La différence entre l’ULg et l’ULB ne tient pas qu’à une consonne. Si notre Université se dote fièrement d’un journal écrit par et pour les étudiants de toutes les facultés confondues (oui, le P’tit Torê), côté Bruxelles, on rame encore. Zoom sur cette presse étudiante tantôt atomisée, tantôt centralisée, mais pourtant toujours capitale.

 

Aussi nombreux que les boules de l’Atomium

Arpenter les trois campus de l’ULB, c’est voir une masse de journaux et de magazines hétéroclites s’amonceler sur les multiples flyers de soirée. On les voit un peu partout, ces papelards aux polices tantôt sérieuses, tantôt loufoques. Et pour cause, à défaut d’avoir un journal étudiant, chaque faculté et cercle a décidé de faire cavalier seul pour se représenter.

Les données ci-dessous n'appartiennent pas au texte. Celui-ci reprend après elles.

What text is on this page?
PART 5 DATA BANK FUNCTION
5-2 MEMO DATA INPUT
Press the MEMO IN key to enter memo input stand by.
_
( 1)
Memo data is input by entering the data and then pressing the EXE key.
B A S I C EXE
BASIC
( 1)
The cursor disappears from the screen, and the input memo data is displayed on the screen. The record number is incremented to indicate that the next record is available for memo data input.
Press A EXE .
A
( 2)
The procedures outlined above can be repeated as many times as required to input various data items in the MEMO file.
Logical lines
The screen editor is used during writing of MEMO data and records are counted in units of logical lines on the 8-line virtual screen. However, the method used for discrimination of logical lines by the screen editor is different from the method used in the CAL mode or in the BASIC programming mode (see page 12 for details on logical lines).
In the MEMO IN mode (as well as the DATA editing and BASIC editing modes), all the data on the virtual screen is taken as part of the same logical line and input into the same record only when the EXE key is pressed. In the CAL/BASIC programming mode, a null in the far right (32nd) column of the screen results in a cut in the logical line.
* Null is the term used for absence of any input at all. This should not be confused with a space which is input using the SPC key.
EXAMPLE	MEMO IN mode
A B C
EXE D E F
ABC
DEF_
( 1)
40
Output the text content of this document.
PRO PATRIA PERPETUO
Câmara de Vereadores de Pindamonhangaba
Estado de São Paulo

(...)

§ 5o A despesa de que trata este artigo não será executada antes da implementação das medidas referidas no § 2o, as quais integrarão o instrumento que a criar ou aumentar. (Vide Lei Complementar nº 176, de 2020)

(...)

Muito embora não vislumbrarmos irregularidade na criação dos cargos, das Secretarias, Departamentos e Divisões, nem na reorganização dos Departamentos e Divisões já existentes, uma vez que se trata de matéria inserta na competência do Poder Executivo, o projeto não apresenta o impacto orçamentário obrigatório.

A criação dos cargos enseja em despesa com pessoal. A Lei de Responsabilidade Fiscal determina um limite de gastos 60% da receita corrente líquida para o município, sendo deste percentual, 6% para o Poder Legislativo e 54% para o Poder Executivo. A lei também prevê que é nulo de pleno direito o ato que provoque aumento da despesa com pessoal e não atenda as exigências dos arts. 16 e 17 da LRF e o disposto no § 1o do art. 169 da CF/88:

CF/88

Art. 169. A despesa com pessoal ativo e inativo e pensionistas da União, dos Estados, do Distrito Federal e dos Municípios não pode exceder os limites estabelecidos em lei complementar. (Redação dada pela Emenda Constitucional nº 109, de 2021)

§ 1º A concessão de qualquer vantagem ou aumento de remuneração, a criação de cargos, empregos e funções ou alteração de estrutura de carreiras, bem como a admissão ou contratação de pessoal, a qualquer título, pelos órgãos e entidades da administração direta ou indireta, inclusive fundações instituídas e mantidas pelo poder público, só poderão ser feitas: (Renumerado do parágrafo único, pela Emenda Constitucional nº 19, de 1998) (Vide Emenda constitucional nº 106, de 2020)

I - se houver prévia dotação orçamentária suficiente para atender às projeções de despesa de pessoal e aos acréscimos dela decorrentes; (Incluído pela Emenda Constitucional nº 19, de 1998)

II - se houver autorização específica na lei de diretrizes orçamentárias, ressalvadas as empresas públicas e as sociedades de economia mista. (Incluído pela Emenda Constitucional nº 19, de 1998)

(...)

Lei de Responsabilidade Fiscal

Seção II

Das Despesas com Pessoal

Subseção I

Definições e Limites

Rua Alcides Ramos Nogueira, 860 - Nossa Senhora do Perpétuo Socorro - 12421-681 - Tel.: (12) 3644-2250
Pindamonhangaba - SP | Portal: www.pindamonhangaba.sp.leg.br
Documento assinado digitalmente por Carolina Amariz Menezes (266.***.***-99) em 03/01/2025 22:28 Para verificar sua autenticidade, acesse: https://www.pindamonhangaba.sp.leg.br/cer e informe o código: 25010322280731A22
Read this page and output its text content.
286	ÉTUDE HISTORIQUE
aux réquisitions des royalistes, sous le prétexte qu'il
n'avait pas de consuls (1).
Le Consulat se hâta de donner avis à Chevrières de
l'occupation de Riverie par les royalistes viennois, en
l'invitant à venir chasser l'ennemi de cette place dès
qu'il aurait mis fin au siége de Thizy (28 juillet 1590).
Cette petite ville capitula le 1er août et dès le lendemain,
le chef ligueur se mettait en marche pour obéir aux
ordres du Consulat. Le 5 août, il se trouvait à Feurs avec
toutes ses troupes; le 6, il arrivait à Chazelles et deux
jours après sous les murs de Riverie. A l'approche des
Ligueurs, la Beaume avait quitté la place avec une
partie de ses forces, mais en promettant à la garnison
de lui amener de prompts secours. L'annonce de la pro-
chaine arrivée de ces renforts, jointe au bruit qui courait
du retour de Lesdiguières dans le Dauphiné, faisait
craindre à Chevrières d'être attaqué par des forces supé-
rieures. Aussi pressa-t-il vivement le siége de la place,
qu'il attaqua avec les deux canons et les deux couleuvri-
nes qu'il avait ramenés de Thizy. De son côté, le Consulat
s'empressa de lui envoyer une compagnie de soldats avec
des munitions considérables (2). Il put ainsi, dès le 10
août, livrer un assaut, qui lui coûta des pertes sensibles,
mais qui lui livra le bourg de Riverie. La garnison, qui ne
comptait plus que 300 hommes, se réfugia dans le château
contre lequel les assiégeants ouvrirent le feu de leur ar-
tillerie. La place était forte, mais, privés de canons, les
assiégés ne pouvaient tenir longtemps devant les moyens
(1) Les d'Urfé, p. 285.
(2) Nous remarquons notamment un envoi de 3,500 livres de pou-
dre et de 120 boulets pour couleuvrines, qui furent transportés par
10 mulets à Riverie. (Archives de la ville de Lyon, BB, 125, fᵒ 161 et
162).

Les deux journaux  les plus célèbres sont celui de la fac’ de droit, qui sort son « Novel’s », et celui du Cercle Solvay qui distribue son très populaire « Caducée ». À côté de ça, le cercle des Sciences Po’ couvre le campus de ses « Laurier », tandis que les étudiants libéraux  vous tendent leur « Liber ».  Les positions sont évidemment axées sur la politique, les opinions sont claires, et le papier pèse lourd. Mais même malgré « La Plume », bien plus légère et éditée par les étudiants de journalisme, le contenu de ces journaux n’est jamais destiné à l’ensemble des étudiants. Oui, il faut admettre que les pages ‘gossip’ spéciales commu’, et les rébus sur les noms de profs de sa propre fac’, c’est un peu nombriliste quand même. Dommage.

Un journal pour les gouverner tous…

L’association des cercles étudiants (ACE), bien consciente de cet éclatement de la presse étudiante, a apporté un semblant de solution : « Hérésie », le journal des cercles étudiants en général. À vocation apolitique, celui-ci s’est lié à ULB Culture pour son financement. Ses pages font évidemment la publicité des trente cercles différents, abordant des sujets festifs, d’environnement et de société. La mise en page est sobre et efficace. Mais le choix de partenariat avec l’ULB Culture se ressent tout de même énormément. Triste constat de voir la seconde moitié des pages de l’Hérésie n’être ni plus ni moins qu’un simple agenda culture, mettant en avant les activités officielles de l’université, et rappelant amèrement comment Hérésie est financé. Encore une fois, dommage, car ce journal est avant tout celui des cercles, et probablement celui qui devrait représenter au mieux les étudiants de l’ULB aujourd’hui.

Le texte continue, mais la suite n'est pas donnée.